Provinsi NTT, kata dia, masih kekurangan tenaga pendidik dan tenaga kesehatan, sehingga pengurangan pegawai berpotensi menurunkan kualitas layanan publik.

Kupang, Ekorantt.com – Fraksi PDI Perjuangan di DPRD NTT menolak wacana Pemerintah Provinsi Nusa Tenggara Timur (NTT) yang berencana merumahkan sekitar 9.000 Pegawai Pemerintah dengan Perjanjian Kerja (PPPK).

Wacana tersebut dikaitkan dengan penyesuaian belanja pegawai sesuai ketentuan Undang-undang Nomor 1 Tahun 2022 tentang Hubungan Keuangan antara Pemerintah Pusat dan Pemerintahan Daerah (UU HKPD), yang membatasi belanja pegawai maksimal 30 persen dari total belanja daerah.

Wakil Ketua DPD PDI Perjuangan NTT sekaligus Anggota Komisi I DPRD NTT, Antonius Landi menegaskan, opsi merumahkan atau memutus kontrak PPPK bukan solusi tepat dalam menjawab tekanan fiskal daerah.

“PPPK bukan sekadar angka dalam postur APBD. Mereka adalah tulang punggung pelayanan publik, mulai dari guru di pelosok hingga tenaga kesehatan dan administrasi. Jangan jadikan mereka korban kebijakan,” ujar Antonius di Kupang pada Senin, 2 Maret 2026.

Menurutnya, penerapan aturan fiskal tidak boleh dilakukan secara kaku tanpa mempertimbangkan kebutuhan riil daerah.

Provinsi NTT, kata dia, masih kekurangan tenaga pendidik dan tenaga kesehatan, sehingga pengurangan pegawai berpotensi menurunkan kualitas layanan publik.

Fraksi PDI Perjuangan pun meminta pemerintah daerah melakukan audit beban kerja secara objektif dan mengutamakan efisiensi pada pos anggaran non-prioritas sebelum mengambil langkah pemutusan kontrak.

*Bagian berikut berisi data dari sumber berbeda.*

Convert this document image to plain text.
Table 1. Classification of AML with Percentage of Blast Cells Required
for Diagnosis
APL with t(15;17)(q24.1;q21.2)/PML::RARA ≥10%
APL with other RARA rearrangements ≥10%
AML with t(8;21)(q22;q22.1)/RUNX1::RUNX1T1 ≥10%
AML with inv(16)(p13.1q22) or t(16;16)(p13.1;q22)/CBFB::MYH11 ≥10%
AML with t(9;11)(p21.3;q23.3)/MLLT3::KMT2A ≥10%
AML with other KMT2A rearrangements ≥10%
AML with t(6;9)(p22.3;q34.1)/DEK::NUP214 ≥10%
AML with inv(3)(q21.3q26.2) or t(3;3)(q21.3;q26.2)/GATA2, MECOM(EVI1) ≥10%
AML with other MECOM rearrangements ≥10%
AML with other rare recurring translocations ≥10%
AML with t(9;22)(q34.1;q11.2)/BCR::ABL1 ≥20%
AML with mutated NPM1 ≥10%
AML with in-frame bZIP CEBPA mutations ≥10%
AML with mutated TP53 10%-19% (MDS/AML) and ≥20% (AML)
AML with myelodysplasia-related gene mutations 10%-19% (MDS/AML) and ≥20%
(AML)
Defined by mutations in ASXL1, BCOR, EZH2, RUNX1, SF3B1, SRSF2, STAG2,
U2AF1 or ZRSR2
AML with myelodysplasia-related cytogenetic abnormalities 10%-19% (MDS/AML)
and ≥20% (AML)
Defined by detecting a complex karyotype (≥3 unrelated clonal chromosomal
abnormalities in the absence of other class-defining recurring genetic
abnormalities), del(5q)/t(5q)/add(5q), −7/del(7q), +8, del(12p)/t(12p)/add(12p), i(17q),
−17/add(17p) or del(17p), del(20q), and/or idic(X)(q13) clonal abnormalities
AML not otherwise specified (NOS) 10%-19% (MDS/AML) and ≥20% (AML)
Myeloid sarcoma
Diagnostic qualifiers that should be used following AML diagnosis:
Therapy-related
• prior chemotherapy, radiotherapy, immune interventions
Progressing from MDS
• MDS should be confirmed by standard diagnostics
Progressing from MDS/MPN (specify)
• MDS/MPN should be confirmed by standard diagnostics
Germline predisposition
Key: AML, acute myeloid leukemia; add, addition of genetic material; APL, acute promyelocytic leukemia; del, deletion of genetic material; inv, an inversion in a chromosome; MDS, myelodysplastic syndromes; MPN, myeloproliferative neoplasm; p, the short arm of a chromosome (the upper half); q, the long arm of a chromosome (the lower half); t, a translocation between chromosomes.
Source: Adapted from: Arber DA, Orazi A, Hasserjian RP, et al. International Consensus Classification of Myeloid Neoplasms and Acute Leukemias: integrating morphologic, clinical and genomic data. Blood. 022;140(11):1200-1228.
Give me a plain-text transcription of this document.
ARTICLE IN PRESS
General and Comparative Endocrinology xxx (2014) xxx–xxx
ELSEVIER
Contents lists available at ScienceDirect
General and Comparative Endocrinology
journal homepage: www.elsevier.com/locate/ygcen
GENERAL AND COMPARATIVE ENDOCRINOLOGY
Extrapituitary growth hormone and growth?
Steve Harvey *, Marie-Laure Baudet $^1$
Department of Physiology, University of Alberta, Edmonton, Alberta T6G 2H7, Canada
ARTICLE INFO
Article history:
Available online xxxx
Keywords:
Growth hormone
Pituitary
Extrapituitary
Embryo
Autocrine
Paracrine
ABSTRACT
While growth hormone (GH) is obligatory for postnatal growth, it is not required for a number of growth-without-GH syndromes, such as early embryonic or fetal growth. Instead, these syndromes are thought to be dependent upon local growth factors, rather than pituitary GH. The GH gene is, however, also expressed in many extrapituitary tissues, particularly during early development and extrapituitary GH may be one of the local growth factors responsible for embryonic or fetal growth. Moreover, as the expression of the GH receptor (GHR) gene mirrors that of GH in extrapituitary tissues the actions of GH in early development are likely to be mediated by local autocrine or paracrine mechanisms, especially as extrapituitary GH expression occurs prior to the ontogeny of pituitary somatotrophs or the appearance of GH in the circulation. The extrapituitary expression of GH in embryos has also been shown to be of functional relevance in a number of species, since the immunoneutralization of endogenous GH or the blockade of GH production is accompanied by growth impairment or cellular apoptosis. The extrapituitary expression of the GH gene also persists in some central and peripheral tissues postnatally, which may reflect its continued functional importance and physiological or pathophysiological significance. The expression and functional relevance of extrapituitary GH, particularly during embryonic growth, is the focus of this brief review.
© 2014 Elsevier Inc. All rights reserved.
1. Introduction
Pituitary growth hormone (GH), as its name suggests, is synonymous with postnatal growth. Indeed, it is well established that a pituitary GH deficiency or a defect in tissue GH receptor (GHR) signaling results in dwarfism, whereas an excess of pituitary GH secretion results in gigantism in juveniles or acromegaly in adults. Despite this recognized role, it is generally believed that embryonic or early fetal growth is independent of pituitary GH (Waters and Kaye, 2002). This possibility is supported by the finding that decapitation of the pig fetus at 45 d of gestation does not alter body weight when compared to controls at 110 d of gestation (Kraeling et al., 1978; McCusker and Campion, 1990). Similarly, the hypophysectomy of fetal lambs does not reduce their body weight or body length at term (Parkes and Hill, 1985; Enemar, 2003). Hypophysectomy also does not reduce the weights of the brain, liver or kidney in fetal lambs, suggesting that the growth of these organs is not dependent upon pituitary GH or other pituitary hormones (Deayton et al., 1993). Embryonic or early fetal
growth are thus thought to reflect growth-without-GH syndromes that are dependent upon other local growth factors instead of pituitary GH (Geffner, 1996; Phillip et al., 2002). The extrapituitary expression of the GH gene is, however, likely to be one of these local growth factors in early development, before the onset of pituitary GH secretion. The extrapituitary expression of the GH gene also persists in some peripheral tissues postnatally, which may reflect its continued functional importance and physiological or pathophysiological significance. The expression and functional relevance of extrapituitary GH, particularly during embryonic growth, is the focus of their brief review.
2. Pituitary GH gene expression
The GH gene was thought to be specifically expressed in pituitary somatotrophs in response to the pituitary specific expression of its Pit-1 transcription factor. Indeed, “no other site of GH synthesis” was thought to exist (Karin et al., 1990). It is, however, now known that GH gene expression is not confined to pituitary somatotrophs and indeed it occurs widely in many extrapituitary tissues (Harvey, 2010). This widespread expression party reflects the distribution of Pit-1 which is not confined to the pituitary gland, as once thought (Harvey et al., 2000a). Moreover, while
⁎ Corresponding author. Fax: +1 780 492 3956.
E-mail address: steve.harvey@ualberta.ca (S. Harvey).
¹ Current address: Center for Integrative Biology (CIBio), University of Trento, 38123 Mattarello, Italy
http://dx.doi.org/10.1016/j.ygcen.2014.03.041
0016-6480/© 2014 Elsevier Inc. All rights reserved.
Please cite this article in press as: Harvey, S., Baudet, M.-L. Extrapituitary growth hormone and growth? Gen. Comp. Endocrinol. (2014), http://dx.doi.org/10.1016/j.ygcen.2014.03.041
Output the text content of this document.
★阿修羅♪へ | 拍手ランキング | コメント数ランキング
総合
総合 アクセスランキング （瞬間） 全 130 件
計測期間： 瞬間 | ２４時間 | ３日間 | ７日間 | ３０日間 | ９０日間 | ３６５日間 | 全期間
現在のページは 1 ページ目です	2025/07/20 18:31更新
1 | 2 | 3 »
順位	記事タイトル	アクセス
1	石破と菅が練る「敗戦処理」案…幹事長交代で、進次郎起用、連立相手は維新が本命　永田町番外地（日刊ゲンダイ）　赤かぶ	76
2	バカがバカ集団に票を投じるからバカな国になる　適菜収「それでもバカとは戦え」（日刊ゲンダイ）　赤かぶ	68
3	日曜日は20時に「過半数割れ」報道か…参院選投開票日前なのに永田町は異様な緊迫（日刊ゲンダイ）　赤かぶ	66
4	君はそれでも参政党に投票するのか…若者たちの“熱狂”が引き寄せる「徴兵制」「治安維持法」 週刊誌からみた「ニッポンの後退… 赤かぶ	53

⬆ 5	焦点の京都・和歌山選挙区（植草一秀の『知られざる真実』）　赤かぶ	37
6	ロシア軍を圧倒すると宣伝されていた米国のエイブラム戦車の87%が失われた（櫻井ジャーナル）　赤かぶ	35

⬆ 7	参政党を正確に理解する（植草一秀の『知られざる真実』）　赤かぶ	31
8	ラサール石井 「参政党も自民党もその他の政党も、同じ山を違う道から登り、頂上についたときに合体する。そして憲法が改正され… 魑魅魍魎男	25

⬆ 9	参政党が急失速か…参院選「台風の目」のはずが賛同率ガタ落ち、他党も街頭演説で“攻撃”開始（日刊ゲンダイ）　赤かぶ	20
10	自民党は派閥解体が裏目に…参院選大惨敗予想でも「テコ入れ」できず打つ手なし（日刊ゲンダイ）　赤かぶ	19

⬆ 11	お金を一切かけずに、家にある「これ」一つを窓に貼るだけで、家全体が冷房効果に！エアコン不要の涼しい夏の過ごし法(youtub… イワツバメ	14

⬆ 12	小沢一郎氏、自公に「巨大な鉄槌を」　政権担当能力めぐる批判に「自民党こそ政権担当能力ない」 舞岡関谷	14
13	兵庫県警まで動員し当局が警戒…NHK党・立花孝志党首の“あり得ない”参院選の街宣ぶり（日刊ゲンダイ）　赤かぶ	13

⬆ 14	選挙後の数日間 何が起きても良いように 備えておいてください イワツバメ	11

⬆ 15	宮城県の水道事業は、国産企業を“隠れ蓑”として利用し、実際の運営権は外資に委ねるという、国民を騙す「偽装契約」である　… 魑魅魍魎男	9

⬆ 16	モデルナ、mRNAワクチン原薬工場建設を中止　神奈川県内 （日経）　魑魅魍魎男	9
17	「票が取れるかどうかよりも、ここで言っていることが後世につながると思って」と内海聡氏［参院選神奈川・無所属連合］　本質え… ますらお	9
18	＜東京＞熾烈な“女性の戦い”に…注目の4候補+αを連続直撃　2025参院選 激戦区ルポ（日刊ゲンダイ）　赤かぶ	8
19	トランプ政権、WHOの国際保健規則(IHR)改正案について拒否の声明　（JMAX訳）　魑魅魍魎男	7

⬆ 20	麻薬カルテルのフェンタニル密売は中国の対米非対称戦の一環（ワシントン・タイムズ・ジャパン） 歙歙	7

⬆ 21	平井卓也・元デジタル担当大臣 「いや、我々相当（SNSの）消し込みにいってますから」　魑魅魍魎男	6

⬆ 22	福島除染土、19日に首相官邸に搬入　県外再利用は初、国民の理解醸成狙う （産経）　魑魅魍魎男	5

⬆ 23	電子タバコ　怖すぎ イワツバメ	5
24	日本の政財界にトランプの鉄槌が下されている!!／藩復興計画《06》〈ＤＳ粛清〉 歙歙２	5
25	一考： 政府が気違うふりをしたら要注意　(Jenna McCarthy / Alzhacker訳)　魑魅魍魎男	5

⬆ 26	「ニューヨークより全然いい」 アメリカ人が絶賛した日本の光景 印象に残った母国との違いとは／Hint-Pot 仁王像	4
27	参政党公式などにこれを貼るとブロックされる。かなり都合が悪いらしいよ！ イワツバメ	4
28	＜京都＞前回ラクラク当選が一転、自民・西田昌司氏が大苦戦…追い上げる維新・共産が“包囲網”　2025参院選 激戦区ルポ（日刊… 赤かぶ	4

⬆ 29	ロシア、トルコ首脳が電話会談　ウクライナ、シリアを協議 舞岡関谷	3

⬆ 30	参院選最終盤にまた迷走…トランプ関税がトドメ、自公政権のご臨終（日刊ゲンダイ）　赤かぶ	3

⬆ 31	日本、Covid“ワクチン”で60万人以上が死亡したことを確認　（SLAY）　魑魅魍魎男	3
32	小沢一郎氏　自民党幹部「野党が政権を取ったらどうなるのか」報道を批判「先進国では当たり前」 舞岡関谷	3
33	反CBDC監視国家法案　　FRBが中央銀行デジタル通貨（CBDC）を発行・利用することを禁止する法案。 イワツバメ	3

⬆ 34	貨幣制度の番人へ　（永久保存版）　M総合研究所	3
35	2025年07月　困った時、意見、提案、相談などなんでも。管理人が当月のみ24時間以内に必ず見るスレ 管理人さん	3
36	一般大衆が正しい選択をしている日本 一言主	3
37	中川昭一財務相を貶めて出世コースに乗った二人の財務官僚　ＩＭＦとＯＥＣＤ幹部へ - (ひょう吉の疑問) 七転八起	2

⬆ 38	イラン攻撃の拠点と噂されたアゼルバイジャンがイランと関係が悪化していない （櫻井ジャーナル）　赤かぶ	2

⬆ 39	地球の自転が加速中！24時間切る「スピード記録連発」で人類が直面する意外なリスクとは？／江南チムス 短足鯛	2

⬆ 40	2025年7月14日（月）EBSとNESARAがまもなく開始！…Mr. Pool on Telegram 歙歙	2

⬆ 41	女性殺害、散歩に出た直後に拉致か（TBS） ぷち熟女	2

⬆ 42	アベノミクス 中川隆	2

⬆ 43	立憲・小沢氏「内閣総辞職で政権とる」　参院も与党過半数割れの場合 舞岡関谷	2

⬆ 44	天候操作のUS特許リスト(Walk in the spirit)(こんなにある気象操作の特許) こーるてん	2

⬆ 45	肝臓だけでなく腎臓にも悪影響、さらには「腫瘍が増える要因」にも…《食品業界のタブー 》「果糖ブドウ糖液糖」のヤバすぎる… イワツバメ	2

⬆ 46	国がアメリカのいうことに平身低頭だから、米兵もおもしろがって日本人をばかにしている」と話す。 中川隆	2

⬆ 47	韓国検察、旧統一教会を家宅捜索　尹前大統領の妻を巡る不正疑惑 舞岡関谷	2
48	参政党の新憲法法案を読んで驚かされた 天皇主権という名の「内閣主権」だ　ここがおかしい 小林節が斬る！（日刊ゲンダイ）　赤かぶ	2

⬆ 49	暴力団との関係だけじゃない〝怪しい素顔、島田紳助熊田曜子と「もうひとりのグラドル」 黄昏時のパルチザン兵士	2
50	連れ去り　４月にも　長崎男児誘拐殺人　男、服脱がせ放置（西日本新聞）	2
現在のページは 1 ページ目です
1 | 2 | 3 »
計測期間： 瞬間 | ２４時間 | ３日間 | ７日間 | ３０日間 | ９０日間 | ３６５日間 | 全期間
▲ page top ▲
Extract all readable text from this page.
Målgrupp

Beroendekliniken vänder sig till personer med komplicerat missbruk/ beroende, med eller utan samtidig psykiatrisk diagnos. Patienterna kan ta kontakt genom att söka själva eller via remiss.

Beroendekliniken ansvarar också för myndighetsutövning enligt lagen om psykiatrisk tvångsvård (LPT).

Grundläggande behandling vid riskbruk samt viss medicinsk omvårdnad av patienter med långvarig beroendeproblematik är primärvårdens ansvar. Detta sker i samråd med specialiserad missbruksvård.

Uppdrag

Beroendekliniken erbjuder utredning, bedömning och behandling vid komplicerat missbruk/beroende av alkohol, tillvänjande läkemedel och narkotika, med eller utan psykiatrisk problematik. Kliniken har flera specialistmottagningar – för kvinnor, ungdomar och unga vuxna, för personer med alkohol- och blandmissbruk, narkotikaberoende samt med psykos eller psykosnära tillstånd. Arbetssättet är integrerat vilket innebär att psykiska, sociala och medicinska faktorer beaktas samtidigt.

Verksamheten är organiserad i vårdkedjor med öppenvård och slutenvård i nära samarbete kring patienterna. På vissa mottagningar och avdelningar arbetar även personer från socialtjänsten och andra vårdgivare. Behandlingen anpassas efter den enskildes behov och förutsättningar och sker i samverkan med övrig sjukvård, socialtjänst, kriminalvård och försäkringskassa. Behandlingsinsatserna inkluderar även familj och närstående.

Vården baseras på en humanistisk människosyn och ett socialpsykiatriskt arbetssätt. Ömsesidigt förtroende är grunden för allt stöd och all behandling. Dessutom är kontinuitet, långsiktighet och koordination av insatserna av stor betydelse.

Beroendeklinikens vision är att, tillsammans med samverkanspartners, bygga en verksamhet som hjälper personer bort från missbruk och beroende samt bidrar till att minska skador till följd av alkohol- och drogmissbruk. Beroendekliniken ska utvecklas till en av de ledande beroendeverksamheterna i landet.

Selain itu, Pemprov NTT didorong aktif berkoordinasi dengan pemerintah pusat guna mencari solusi transisi, termasuk kemungkinan dukungan pendanaan tambahan untuk pembiayaan gaji PPPK.

Sementara itu, terkait isu kebijakan pengurangan ASN PPPK yang sempat memicu keresahan, Wakil Gubernur NTT, Johanis Asadoma menegaskan, pemerintah provinsi berkomitmen penuh untuk mencarikan jalan keluar terbaik.

“Saya berharap ini tidak mengganggu kinerja saudara-saudara sekalian. Karena nanti para pimpinan OPD akan menyaring, ini malas, ini rajin, dan seterusnya,” ungkap Wagub Johni di hadapan ASN dan PPPK lingkup Pemprov NTT ketika memimpin apel, Senin.

“Masing-masing tunjukkan yang terbaik supaya bisa bertahan. Yang tidak terpilih, kita akan carikan juga jalan terbaik supaya semuanya bisa tetap berkarya,” tambahnya.

Johni menambahkan, pihaknya bersama seluruh pimpinan Organisasi Perangkat Daerah (OPD) akan berupaya mencari solusi atas dampak kebijakan tersebut.

“Caranya seperti apa, itu tugas pimpinan: Gubernur dan Wakil Gubernur serta seluruh pimpinan OPD, untuk mencarikan solusi atas kebijakan undang-undang tersebut. Tentu kita akan cari jalan terbaik agar semuanya bisa terakomodir. Memang sulit, tapi kalau kita mau berusaha, berpikir, peduli, perhatian, pasti selalu ada jalan,” pungkasnya.

Hingga berita ini diturunkan, Pemerintah Provinsi NTT belum merinci skema teknis maupun tahapan kebijakan yang akan diambil terkait penyesuaian belanja pegawai tersebut.